Words flowed! Ideas were shared! More words flowed!
It is so much fun working with young minds, with children who are willing to take the ball and run with it.
Try snatching fragments to create your own fantasy adventure.
Speaking of Fragments: Take a journey of exploration.
Even today, when we live in an interconnected world that is reaching out into interplanetary space, it is hard to contemplate dispassionately the achievements of those who, by crossing the oceans five centuries ago in search of other continents, other peoples and other civilizations, gave, in the words of Cameoes in The Lusiads, "new worlds to the world.
What took place in those times can be described either as a discovery or an encounter, depending on the point of view of the observer.
This fragment came from the May 1992 edition of the Unesco Courier marking the voyages of discoveries that took place in the 16th Century. J.A. Seabra, who wrote the article that this fragment is taken from, points out that "there were frequent contacts and migrations between the two regions" and so it is unlikely that virgin civilizatins, totally isolated from the rest of the world, existed, even in times of relative insularity.
As I read this edition of the Unesco Courier my mind began to mull over the need for artists and writers to regularly make the journey within if they are to bring home treasure.
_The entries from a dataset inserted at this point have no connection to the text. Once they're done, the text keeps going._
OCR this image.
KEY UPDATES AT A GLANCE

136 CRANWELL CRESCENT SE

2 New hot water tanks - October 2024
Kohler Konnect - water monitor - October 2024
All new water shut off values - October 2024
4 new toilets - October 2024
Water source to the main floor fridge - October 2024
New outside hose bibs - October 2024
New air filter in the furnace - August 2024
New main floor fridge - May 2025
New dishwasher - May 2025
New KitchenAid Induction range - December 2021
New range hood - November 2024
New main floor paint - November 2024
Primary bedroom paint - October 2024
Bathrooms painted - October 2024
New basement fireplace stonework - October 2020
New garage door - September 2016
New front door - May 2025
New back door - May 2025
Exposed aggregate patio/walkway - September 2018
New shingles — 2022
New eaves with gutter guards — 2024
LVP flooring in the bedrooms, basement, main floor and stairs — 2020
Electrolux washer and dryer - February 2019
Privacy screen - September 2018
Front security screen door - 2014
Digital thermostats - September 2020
The urge towards the unfamiliar underlies the process of discovery. To discover others, fresh elements of self, is ultimately to discover - or rediscover - oneself.
Columbus wrote of this adventure in 1942, "What I want is to see and discover as much as I can..." The great discoveries are perhaps rediscoveries of things hidden in the archives of memory.
When talking to primary school students I tell them that there are things that they know that they do not know that they know and that our challenge is to draw some of these things out onto the page.
In The Sacred Pip Black Elk's Account of the Seven Rites of the Oglala Sioux one of the rites Black Elk outlines is Crying for a Vision. Given that the rite described here is intricate and Black Elk makes it clear that, if the guidelines are not done correctly, 'something very bad can happen" and "even a serpent can wrap itself around the lamenter", I am not going to suggest that that anyone follow this particular ritual.
However, John Suler designed a Vision Quest exercise for students which I adapted for myself and used recently. I found this exercise to be a wonderful tool to achieve a heightened sense of self. The vision quest I undertook will remain locked in my memory and has enabled me to release a basic fear that has been haunting me.
When I go to the primary schools I take my own personal Excalibur with me. I take a magic wand that has touched the heads of hundreds of children and a small bottle of the water that I smuggled home from the Castalian Spring. I tell the story of the water that has come from the fount of inspiration and theatrically wave the wand around, telling everyone that these forces will induce creativity and ensure that streams of words will appear, like magic, on the pages of their directed writing books.
The children tell me that the wand, the water and the story of the nine muses are very powerful so I don't think I will need to invest in a pair of red shoes.
However, if anyone has a pair lying around gathering dust do let me know.
1. Take a leaf out of this tatoo artist's creative design and design your own personal Excalibur to protect you when you head off on the Vision Quest. What special protective qualities will your Excalibur need?